When using the membrane filtration method to determine bacterial concentrations,
the flow-through contains the bacterial cells
the filter pores are large enough to allow bacteria to pass through
the bacterial cells cannot pass through the membrane filter
a portion of the flow-through is put on agar plates for standard plate count
The correct statement is: a portion of the flow-through is put on agar plates for standard plate count.
When using the membrane filtration method to determine bacterial concentrations, the flow-through contains the bacterial cells.
Explanation: The membrane filtration method involves passing a liquid sample (e.g., water, food, or environmental sample) through a membrane filter. This filter has microscopic pores that are smaller than the bacterial cells. As a result, the liquid sample passes through the filter, while the bacteria get trapped on the surface of the filter.
The filter pores are large enough to allow bacteria to pass through.
Explanation: This statement is incorrect. In the membrane filtration method, the filter pores are actually smaller than the bacterial cells, preventing them from passing through. Only the liquid portion of the sample can pass through the filter.
The bacterial cells cannot pass through the membrane filter.
Explanation: Yes, this statement is correct. The bacterial cells are too large to pass through the membrane filter pores. They get retained and trapped on the surface of the filter.
A portion of the flow-through is put on agar plates for standard plate count.
Explanation: Once the liquid portion of the sample has passed through the membrane filter, it is known as the flow-through. To determine the bacterial concentration in the original sample, a specific volume of the flow-through is plated onto agar plates. The agar plates provide a nutrient-rich environment for the bacteria to grow into colonies visible to the naked eye. These colonies can then be counted to determine the number of bacteria present in the original sample. The result is known as the standard plate count, which gives an estimation of the bacterial concentration.

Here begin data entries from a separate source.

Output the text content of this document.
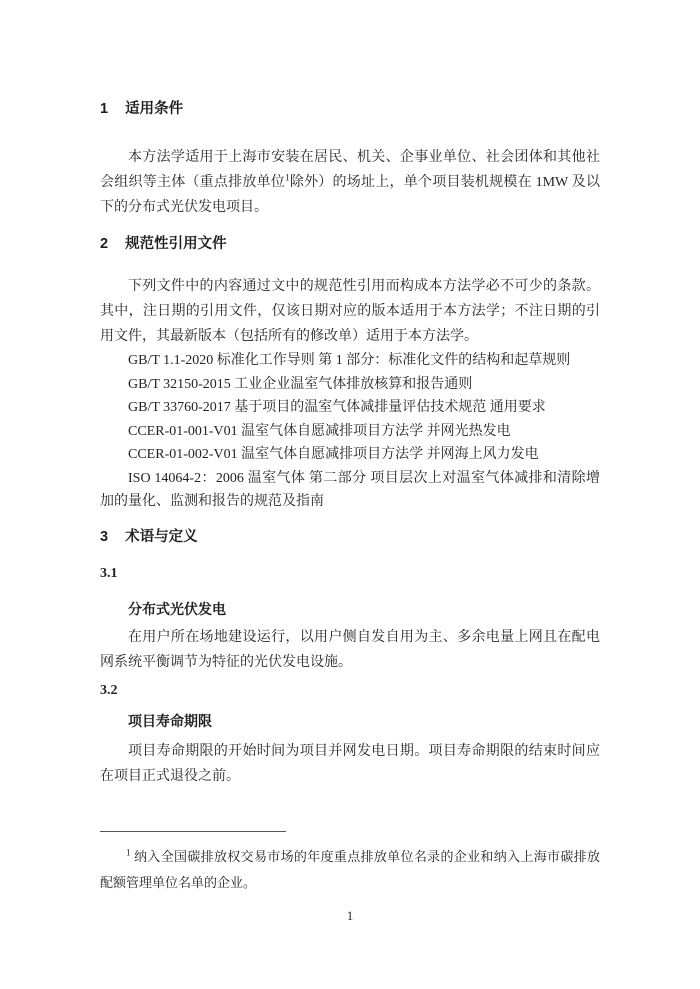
1 适用条件

本方法学适用于上海市安装在居民、机关、企事业单位、社会团体和其他社会组织等主体（重点排放单位$^1$除外）的场址上，单个项目装机规模在 1MW 及以下的分布式光伏发电项目。

2 规范性引用文件

下列文件中的内容通过文中的规范性引用而构成本方法学必不可少的条款。其中，注日期的引用文件，仅该日期对应的版本适用于本方法学；不注日期的引用文件，其最新版本（包括所有的修改单）适用于本方法学。

GB/T 1.1-2020 标准化工作导则 第 1 部分：标准化文件的结构和起草规则

GB/T 32150-2015 工业企业温室气体排放核算和报告通则

GB/T 33760-2017 基于项目的温室气体减排量评估技术规范 通用要求

CCER-01-001-V01 温室气体自愿减排项目方法学 并网光热发电

CCER-01-002-V01 温室气体自愿减排项目方法学 并网海上风力发电

ISO 14064-2：2006 温室气体 第二部分 项目层次上对温室气体减排和清除增加的量化、监测和报告的规范及指南

3 术语与定义

3.1

分布式光伏发电

在用户所在场地建设运行，以用户侧自发自用为主、多余电量上网且在配电网系统平衡调节为特征的光伏发电设施。

3.2

项目寿命期限

项目寿命期限的开始时间为项目并网发电日期。项目寿命期限的结束时间应在项目正式退役之前。

$^1$ 纳入全国碳排放权交易市场的年度重点排放单位名录的企业和纳入上海市碳排放配额管理单位名单的企业。

1
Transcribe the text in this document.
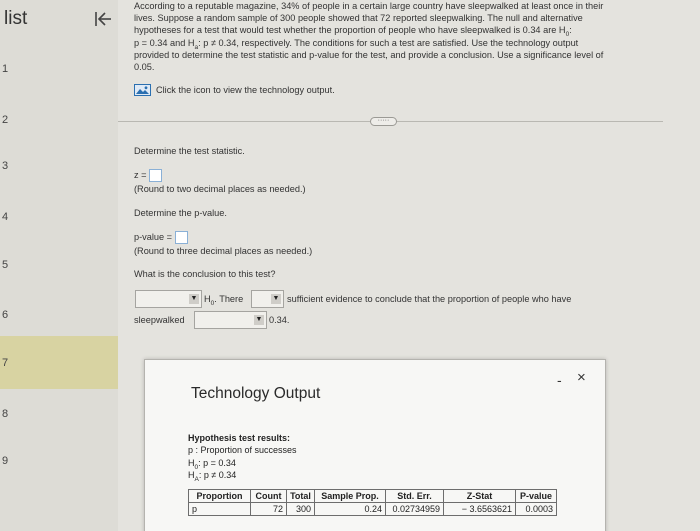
list
1
2
3
4
5
6
7
8
9

According to a reputable magazine, 34% of people in a certain large country have sleepwalked at least once in their

lives. Suppose a random sample of 300 people showed that 72 reported sleepwalking. The null and alternative

hypotheses for a test that would test whether the proportion of people who have sleepwalked is 0.34 are $H_0$:

p = 0.34 and $H_a$: p ≠ 0.34, respectively. The conditions for such a test are satisfied. Use the technology output

provided to determine the test statistic and p-value for the test, and provide a conclusion. Use a significance level of

0.05.

Click the icon to view the technology output.
·····
Determine the test statistic.
z =
(Round to two decimal places as needed.)
Determine the p-value.
p-value =
(Round to three decimal places as needed.)
What is the conclusion to this test?
▼ $H_0$. There	▼ sufficient evidence to conclude that the proportion of people who have
sleepwalked	▼ 0.34.
Technology Output
- ×
Hypothesis test results:
p : Proportion of successes
$H_0$: p = 0.34
$H_A$: p ≠ 0.34
Proportion	Count	Total	Sample Prop.	Std. Err.	Z-Stat	P-value
p	72	300	0.24	0.02734959	− 3.6563621	0.0003
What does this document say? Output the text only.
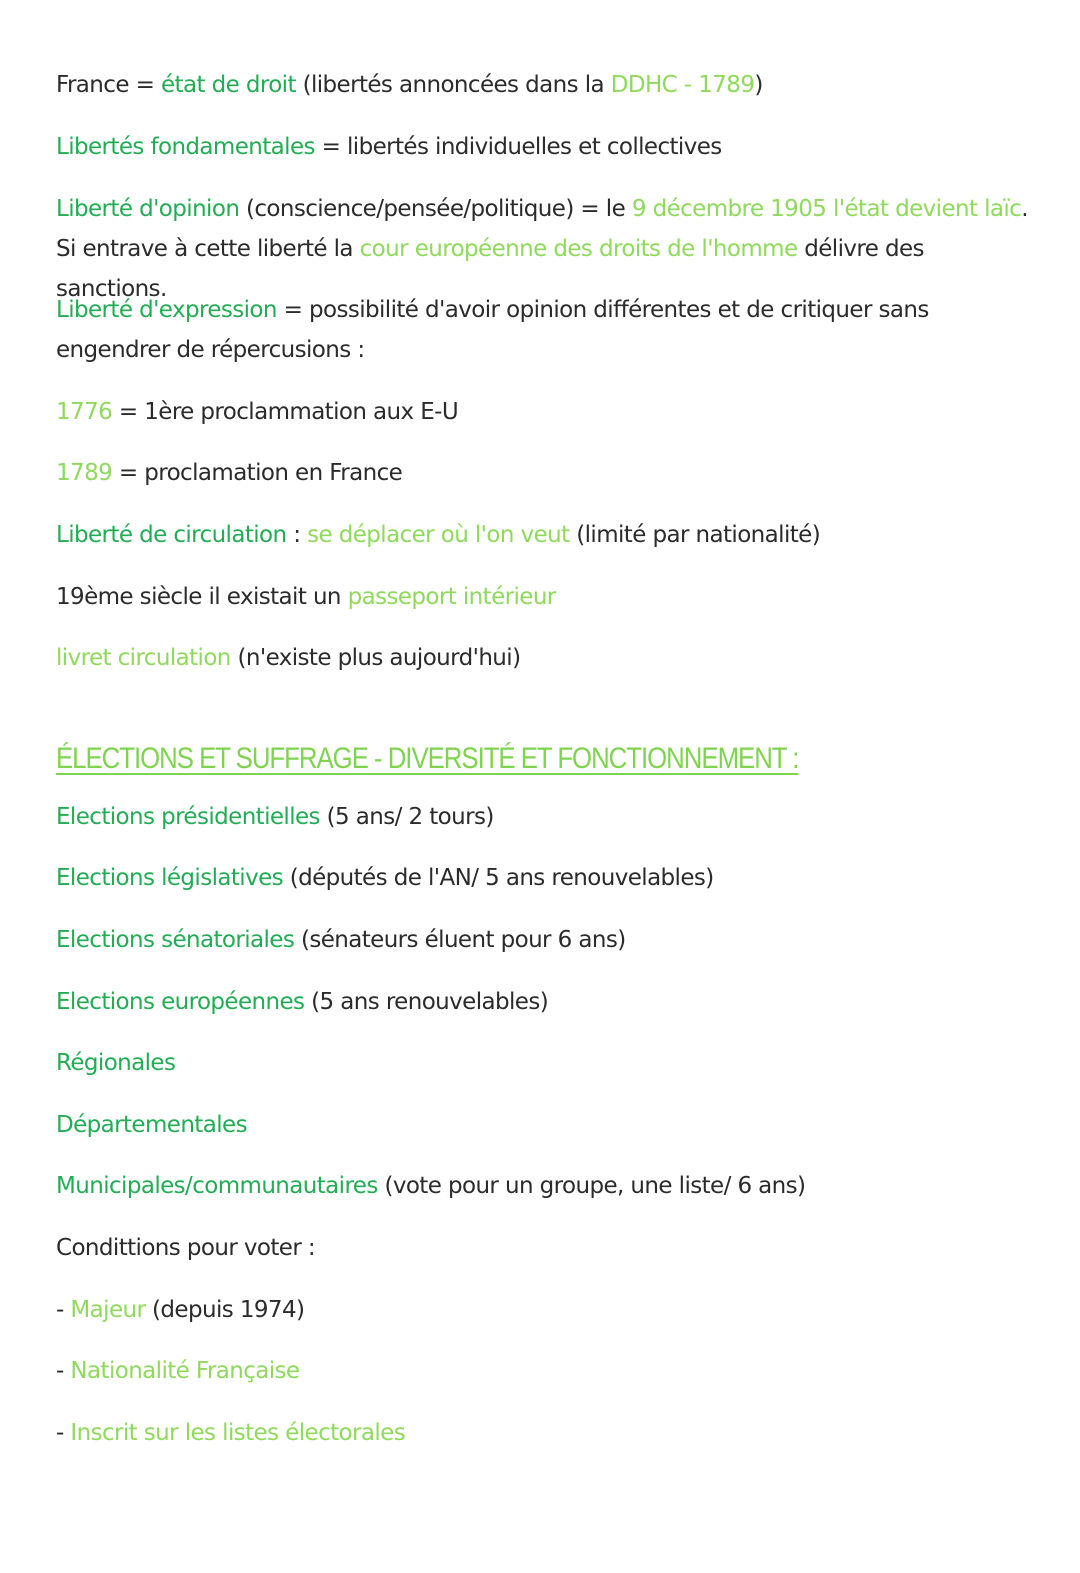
France = état de droit (libertés annoncées dans la DDHC - 1789)
Libertés fondamentales = libertés individuelles et collectives
Liberté d'opinion (conscience/pensée/politique) = le 9 décembre 1905 l'état devient laïc. Si entrave à cette liberté la cour européenne des droits de l'homme délivre des sanctions.
Liberté d'expression = possibilité d'avoir opinion différentes et de critiquer sans engendrer de répercusions :
1776 = 1ère proclammation aux E-U
1789 = proclamation en France
Liberté de circulation : se déplacer où l'on veut (limité par nationalité)
19ème siècle il existait un passeport intérieur
livret circulation (n'existe plus aujourd'hui)
ÉLECTIONS ET SUFFRAGE - DIVERSITÉ ET FONCTIONNEMENT :
Elections présidentielles (5 ans/ 2 tours)
Elections législatives (députés de l'AN/ 5 ans renouvelables)
Elections sénatoriales (sénateurs éluent pour 6 ans)
Elections européennes (5 ans renouvelables)
Régionales
Départementales
Municipales/communautaires (vote pour un groupe, une liste/ 6 ans)
Condittions pour voter :
- Majeur (depuis 1974)
- Nationalité Française
- Inscrit sur les listes électorales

Step 1: Prepare the membrane filtration apparatus and materials.
- Gather the necessary equipment, including a filtration funnel, vacuum pump, membrane filter with appropriate pore size, sterile petri dishes, agar medium, and a sterile diluent.
- Sterilize the equipment by autoclaving or using a suitable method.
Step 2: Prepare the sample for filtration.
- Collect a representative sample of the liquid or solution containing the bacteria.
- Mix or homogenize the sample to ensure an even distribution of bacteria.
Step 3: Set up the membrane filtration apparatus.
- Place the sterile membrane filter onto the filtration funnel, ensuring it is properly positioned and securely attached.
- Connect the filtration funnel to the vacuum pump.
Step 4: Filter the sample.
- Pour the sample into the filtration funnel.
- Apply a gentle vacuum to facilitate the filtration process.
- The liquid portion of the sample (flow-through) will pass through the filter, containing the bacterial cells.
Step 5: Transfer the bacterial cells onto agar plates.
- Remove the membrane filter from the filtration funnel. The bacteria will be retained on the filter surface.
- Place the membrane filter, with the retained bacterial cells facing upward, onto a sterile petri dish containing agar medium.
- Gently press the filter onto the agar surface to ensure good contact.
Step 6: Incubate the agar plates.
- Place the agar plates in an incubator at the appropriate temperature and conditions for bacterial growth.
- Incubate the plates for a specified period, typically 24-48 hours.
Step 7: Count the bacterial colonies.
- After incubation, observe the agar plates and count the visible colonies formed by the bacterial cells.
- Determine the bacterial concentration by multiplying the colony count by the appropriate dilution factor.
Note: The membrane filtration method is commonly used to determine bacterial concentrations in samples with low counts or where other methods are not suitable. The pore size of the membrane filter is selected to allow the bacteria to pass through while retaining other non-bacterial components. The colonies formed on the agar plates are counted and used for the standard plate count to estimate bacterial concentration.